There’s no way we can describe what 343 is up to better than Kyle Fraser, Halo Infinite’s lead sound designer. In the team's latest far-ranging update, Fraser described how it all came together (or should we say, ahem, apart) after the team acquired “an old upright piano” from a friend. Golf clubs, spinning drills, dry ice, and (of course) hammers: If it could tease a unique-sounding scream from an inanimate object, it was all fair game.
“[W]e took objects like bats, golf clubs, hammers, and rocks to its armor revealing its inner workings,” wrote Fraser, after narrating some more conventional sound-collecting tasks involving the resonant oomph of a vibrating subwoofer.

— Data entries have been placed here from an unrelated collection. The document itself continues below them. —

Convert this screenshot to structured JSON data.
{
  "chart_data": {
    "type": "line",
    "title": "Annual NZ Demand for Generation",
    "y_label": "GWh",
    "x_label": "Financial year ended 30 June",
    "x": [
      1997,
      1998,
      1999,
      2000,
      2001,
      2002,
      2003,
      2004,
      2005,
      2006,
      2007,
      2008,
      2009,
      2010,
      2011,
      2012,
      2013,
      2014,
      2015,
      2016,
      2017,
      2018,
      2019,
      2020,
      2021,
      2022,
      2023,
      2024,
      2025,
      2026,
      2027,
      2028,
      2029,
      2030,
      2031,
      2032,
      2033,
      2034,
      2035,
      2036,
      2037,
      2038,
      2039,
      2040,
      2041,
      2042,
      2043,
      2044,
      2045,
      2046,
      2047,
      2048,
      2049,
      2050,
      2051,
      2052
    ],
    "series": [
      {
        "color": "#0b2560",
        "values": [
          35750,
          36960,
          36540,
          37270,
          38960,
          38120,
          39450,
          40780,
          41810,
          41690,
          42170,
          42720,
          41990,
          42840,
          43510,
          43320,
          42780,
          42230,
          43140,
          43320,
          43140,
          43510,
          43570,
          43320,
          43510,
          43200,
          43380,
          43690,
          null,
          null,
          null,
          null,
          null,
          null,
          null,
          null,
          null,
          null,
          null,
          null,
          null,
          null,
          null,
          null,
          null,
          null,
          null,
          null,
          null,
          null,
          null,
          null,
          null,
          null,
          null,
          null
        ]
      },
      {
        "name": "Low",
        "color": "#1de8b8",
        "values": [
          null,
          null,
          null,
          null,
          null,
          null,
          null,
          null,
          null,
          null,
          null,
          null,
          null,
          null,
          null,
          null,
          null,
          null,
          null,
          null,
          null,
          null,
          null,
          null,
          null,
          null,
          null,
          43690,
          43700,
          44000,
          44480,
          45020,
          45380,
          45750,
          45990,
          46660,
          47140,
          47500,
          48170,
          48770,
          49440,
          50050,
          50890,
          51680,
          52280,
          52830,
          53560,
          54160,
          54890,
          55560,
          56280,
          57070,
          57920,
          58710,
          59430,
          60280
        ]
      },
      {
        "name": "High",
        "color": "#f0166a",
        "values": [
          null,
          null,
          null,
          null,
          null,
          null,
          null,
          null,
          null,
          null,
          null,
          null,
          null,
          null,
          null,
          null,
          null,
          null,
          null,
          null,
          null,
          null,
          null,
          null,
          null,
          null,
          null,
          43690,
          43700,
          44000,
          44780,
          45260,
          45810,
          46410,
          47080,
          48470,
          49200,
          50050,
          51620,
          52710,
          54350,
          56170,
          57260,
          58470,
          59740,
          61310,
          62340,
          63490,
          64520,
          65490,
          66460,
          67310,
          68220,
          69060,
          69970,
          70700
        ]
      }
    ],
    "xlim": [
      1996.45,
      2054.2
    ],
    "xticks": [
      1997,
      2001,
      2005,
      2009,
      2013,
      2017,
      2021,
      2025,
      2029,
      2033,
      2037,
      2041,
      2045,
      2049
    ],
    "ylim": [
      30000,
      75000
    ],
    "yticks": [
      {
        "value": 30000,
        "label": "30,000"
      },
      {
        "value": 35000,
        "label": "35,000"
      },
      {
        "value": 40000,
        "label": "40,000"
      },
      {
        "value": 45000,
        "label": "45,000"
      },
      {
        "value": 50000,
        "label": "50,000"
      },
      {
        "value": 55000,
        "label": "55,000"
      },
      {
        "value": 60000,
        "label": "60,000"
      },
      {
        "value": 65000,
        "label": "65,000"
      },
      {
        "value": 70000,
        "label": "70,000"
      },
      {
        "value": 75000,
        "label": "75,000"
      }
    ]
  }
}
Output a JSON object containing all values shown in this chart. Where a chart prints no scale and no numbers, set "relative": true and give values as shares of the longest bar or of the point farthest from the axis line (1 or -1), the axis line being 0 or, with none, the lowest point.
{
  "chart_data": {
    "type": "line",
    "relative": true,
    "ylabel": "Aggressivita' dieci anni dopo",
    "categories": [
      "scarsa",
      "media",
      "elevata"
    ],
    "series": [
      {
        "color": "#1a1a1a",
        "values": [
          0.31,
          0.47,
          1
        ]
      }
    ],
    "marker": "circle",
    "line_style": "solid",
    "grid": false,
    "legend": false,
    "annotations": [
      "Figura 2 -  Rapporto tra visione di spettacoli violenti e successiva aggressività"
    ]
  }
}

“The violent act on the piano gave us some really nice beefy impacts, with some satisfying debris. Once we opened it up, we took some electric bows to the strings to get some interesting tonal source. Next, we snapped its strings then took a Dremel to the ones that remained. Lastly, we busted out the dry ice and applied it to everything that could possibly resonate, which yielded a large offering of singing, bellowing, screeching and everything in between.”
If all this feels like adding insult to musical-instrument injury, we can at least reserve judgment until the finished product arrives. Sure, the piano probably deserved a pardon. But if Halo Infinite ends up playing half as great as its ambient effects already sound, we’ll be first in line to pardon the game’s dev team for going full fortissimo on the little piano that saved its most rousing performance for last.
Halo Infinite is slated to launch later this year for Xbox Series X/S, Xbox One, and PC.